Upscaling the diffusion equations in particulate media made of highly conductive particles. I. Theoretical aspects

Abstract

Many analytical and numerical works have been devoted to the prediction of macroscopic effective transport properties in particulate media. Usually, structure and properties of macroscopic balance and constitutive equations are stated a priori. In this paper, the upscaling of the transient diffusion equations in concentrated particulate media with possible particle-particle interfacial barriers, highly conductive particles, poorly conductive matrix, and temperature-dependent physical properties is revisited using the homogenization method based on multiple scale asymptotic expansions. This method uses no a priori assumptions on the physics at the macroscale.

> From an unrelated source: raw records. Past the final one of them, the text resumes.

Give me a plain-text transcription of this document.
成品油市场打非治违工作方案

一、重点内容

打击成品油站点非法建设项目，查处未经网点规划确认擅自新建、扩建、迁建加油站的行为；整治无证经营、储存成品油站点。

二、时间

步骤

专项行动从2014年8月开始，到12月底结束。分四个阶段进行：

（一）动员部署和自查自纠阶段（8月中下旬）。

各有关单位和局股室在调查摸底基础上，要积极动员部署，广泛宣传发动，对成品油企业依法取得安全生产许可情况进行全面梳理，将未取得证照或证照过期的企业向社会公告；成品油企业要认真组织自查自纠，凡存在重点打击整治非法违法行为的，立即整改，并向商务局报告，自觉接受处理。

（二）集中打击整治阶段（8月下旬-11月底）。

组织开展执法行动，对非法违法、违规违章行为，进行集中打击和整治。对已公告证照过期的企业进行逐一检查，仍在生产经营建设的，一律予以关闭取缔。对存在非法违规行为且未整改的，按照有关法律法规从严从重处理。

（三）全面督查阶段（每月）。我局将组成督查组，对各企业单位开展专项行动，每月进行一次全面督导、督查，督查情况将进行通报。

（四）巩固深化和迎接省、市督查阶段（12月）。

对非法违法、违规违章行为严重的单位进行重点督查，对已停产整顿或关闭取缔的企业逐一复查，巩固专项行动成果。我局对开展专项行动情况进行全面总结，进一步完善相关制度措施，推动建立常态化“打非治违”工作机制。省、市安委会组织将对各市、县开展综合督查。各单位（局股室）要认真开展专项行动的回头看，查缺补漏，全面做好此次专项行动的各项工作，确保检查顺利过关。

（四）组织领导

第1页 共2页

For the considered physics and microstructures and depending on the order of magnitude of dimensionless Biot and Fourier numbers, it is shown that some situations cannot be homogenized. For other situations, three different macroscopic models are identified, depending on the quality of particle-particle contacts. They are one-phase media, following the standard heat equation and Fourier's law. Calculations of the effective conductivity tensor and heat capacity are proved to be uncoupled. Linear and steady state continuous localization problems must be solved on representative elementary volumes to compute the effective conductivity tensors for the two first models. For the third model, i.e., for highly resistive contacts, the localization problem becomes simpler and discrete whatever the shape of particles. In paper II [Vassal, Phys. Rev. E 77, 011303 (2008)], diffusion through networks of slender, wavy, entangled, and oriented fibers is considered. Discrete localization problems can then be obtained for all models, as well as semianalytical or fully analytical expressions of the corresponding effective conductivity tensors.